The hucksh directory browser

This is the directory browser, with a bit of my hucksh development tree shown.

From the top down:

  • You can type a regular expression to filter directory names. You can also press Ctrl/Cmd-M to enter “navigation mode”, about which more below.
  • You can go backwards (“←”) or forwards (“→”) in your visited directory history.
  • You can go up a directory (“..”)
  • You can cd to the current directory back in your current shell tab, and switch to that tab. (You can also just press enter to do the same thing.)
  • Size, Time, Name: Sort by those columns.
  • Selection boxes: Select individual directory entries, or all at once.

There are also hotkeys to hide or show directories, files (non-directories), and entries that start with a dot. In the above image, the UI notes that 13 dotfiles are hidden.

Navigation mode

Navigation mode

If you press Ctrl/Cmd-M, the directory panel enters “navigation mode”. This allows easy one-key navigation of the directory tree. Above, you could press “A” to display the “app” directory, or “C” to display the “cmd” directory. Once you got there, then you could press further keys to navigate deeper into the directory tree.

Selection mode

If you select some files, then you can do two things: Copy their names to the clipboard, or edit them.

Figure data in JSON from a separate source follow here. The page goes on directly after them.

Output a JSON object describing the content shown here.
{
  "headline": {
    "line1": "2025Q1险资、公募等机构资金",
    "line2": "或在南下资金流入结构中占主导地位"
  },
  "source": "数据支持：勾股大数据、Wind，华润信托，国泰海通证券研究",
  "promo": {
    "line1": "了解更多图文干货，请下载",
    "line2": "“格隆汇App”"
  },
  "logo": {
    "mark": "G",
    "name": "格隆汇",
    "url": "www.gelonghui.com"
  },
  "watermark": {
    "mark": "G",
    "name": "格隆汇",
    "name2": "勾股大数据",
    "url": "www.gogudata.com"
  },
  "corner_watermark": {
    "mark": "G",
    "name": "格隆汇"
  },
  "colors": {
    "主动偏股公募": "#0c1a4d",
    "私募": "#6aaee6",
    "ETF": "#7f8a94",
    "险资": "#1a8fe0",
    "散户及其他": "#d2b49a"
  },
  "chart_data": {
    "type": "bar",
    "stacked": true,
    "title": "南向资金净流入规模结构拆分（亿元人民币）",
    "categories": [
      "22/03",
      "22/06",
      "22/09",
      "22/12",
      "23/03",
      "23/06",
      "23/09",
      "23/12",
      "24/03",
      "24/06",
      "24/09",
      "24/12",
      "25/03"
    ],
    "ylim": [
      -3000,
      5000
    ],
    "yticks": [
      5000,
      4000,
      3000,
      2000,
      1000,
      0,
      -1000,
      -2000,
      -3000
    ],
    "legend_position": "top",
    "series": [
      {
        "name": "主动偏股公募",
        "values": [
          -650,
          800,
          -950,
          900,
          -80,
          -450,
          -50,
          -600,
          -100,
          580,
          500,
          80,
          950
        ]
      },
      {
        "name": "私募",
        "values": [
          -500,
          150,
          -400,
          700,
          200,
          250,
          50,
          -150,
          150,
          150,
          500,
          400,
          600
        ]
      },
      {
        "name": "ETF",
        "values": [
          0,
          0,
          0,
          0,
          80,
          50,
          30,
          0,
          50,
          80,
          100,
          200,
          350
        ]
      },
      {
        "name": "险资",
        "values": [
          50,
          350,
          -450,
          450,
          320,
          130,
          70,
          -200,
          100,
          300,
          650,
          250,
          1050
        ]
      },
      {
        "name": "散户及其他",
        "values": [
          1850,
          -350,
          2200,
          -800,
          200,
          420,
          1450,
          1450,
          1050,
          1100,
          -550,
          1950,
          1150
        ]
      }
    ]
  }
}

The directory browser with two files selected, and the Copy and Edit buttons displayed.

Here I’ve selected the Makefile and cobra.yaml files, and two buttons have popped up: Copy and Edit.

The Copy button will copy all selected filenames to the system clipboard, for pasting in the command editor or elsewhere.

The Edit button will open an editor on the selected files. This works even with files on a remote server, via (for example) the standard Vim netrw plugin. In the above case, the GUI indirectly runs

mvim scp://[server-name]//[...path...]/Makefile \
     scp://[server-name]//[...path...]/cobra.yaml

(mvim is the command-line name for the MacVim executable.)

The rule of thumb is, if you can ssh to a server, you can edit files on it.

What editor you use and how you invoke it is completely customizable. What the gui actually does is run hucksh-edit from your $PATH, which can do anything you want. As mentioned above, out of the box it runs mvim and adds scp://[server-name] to the file path.

Directory history

The hucksh directory history tab

Hucksh remembers every directory you’ve visited in a shell window. By default it sorts them by last visited time, as shown, but you can also sort them by name or number of uses. Above you can see my recent directory usage as I type this tutorial, with the hucksh directory selected. If you press enter, you switch to the DIRS tab and the selected directory is displayed; or if you press Cmd-/Ctrl-Enter, you go directly to the active shell tab (the one with the “” at the end) and cd to that directory. I told you that “” would come in handy later.

The hucksh server also notifies other clients of directories you’ve used, so if you use a directory in one client, it’ll show up in the other.